Both A Dinner Engagement and The Bear were first performed at Aldeburgh – in 1954 and 1967 respectively – and both share the same librettist, Paul Dehn. Of course, contemporary language dates, but also its context disappears. This is particularly true of the Berkeley piece. So it was refreshing to find this production played without any self-conscious hesitation or anachronistic wrong guessing. There was no sending-up, and nothing got in the way of the undated wit in the music.

The Earl of Dunmow, twenty years after being Envoy Extraordinary and Minister Plenipotentiary to the Grand Duchy of Monteblanco, and now down to his last Savings Certificate, is desperate to marry his daughter to money. So Her Royal Moneybags the Grand Duchess of the aforesaid Monteblanco and her son Prince Philipppe are invited to dinner – with the assistance of the hired help, Mrs Kneebone (a stock stage char, complete with verbal genuflections and apologies for entering by the hall and not the kitchen).

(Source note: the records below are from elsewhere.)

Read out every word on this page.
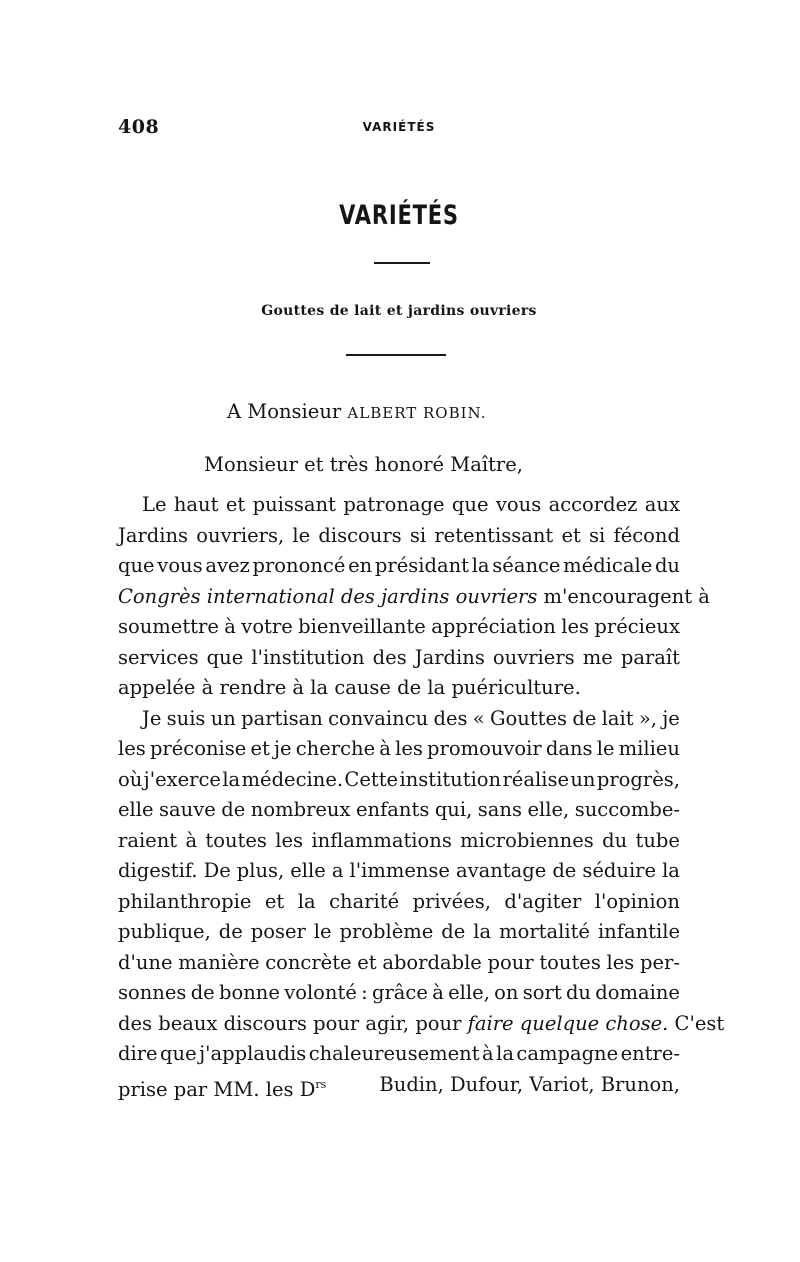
408	VARIÉTÉS
VARIÉTÉS
Gouttes de lait et jardins ouvriers
A Monsieur ALBERT ROBIN.
Monsieur et très honoré Maître,
Le haut et puissant patronage que vous accordez aux
Jardins ouvriers, le discours si retentissant et si fécond
que vous avez prononcé en présidant la séance médicale du
Congrès international des jardins ouvriers m'encouragent à
soumettre à votre bienveillante appréciation les précieux
services que l'institution des Jardins ouvriers me paraît
appelée à rendre à la cause de la puériculture.
Je suis un partisan convaincu des « Gouttes de lait », je
les préconise et je cherche à les promouvoir dans le milieu
où j'exerce la médecine. Cette institution réalise un progrès,
elle sauve de nombreux enfants qui, sans elle, succombe-
raient à toutes les inflammations microbiennes du tube
digestif. De plus, elle a l'immense avantage de séduire la
philanthropie et la charité privées, d'agiter l'opinion
publique, de poser le problème de la mortalité infantile
d'une manière concrète et abordable pour toutes les per-
sonnes de bonne volonté : grâce à elle, on sort du domaine
des beaux discours pour agir, pour faire quelque chose. C'est
dire que j'applaudis chaleureusement à la campagne entre-
prise par MM. les $D^{rs}$ Budin, Dufour, Variot, Brunon,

Disaster strikes – in the form of burnt toast. Today one would phone for Gourmet Home Delivery, but that would spoil the plot, which hinges on Dunmow’s daughter and young Philippe meeting in the kitchen and discovering a mutual interest in each other. All the characters are typical of the mid-fifties, when pre-war parents were waking up to their post-war children. The real meaning of the opera’s title concerns Engagement rather than Dinner. Dunmow’s daughter Susan is a very modern miss with no time for her parents’ potty plots, or for silly princes. Ah! Bisto! In quite a short scene they are micro-waved into a full romance, which in opera means a love duet. So all is saved, and the opera ends in unexpected quietness.

Unusually for Walton, The Bear seemed musically confused, searching for the right style – trying Battle of Britain mode, Henry V mode, and even Portsmouth Point, without ever getting on track. Yet immediately A Dinner Engagement struck up, after the interval, everything came into focus, thought out with French precision.

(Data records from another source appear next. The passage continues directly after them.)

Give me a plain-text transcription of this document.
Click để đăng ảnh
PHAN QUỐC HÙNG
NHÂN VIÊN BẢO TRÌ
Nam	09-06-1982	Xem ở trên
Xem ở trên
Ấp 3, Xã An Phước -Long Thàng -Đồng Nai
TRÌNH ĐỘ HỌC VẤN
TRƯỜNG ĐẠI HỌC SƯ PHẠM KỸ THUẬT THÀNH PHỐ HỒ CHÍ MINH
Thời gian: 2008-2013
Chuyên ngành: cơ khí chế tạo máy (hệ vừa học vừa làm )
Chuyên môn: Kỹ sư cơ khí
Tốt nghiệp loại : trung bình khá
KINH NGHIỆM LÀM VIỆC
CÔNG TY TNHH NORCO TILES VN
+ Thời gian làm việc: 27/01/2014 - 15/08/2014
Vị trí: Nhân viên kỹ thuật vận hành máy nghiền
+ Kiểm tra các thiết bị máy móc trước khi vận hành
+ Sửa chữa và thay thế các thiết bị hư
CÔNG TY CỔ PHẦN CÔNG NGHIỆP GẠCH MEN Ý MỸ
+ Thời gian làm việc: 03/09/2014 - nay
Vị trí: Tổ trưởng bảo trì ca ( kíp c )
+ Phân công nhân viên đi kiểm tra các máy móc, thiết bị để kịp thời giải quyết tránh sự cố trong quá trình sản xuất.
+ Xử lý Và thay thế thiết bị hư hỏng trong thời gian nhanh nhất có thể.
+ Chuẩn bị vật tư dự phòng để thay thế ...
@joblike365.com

Lancelot Nomura as Lord Dunmow, Katherine Aitken as Mrs Kneebone and Eve Daniell as Lady Dunmow in the student production of A Dinner Engagement
Lancelot Nomura as Lord Dunmow, Katherine Aitken as Mrs Kneebone and Eve Daniell as Lady Dunmow in the student production of A Dinner Engagement

But those first four bars of Berkeley! Were we being thrown into Albert Herring, Benjamin Britten’s comedy of just seven years before? Was it an intentional tribute? Of course composers learn from each other how to do things, how to solve problems. The personal and musical relationship between Berkeley and Britten was close, and they enriched each other. More hidden in Britten, this cross-fertilisation occasionally shows out in Berkeley, and most obviously in the recitatives of this opera. Comedy opera has always been open to musical references – and when the Berkeley sets Susan’s lines, ‘O my beloved father’, there wafts through the music, with perfect delicacy, just a momentary sensation of Puccini.

The design and production at the Academy were neither too smart nor too archaic – another tricky balance. And the whole performance was supported, and propelled, from the pit by Gareth Hancock’s conducting and the nimble playing of the Royal Academy Sinfonia.

The cast: Lancelot Nomura (the Earl of Dunmow), Eve Daniell (the Countess), Charlotte Schoeters (their daughter Susan), Katherine Aitken (Mrs Kneebone), Claire Barnett-Jones (Grand Duchess), Gwilyn Bowen (Prince Philippe), Oliver Johnston (Errand Boy), Laura Zigmantaite (a cat).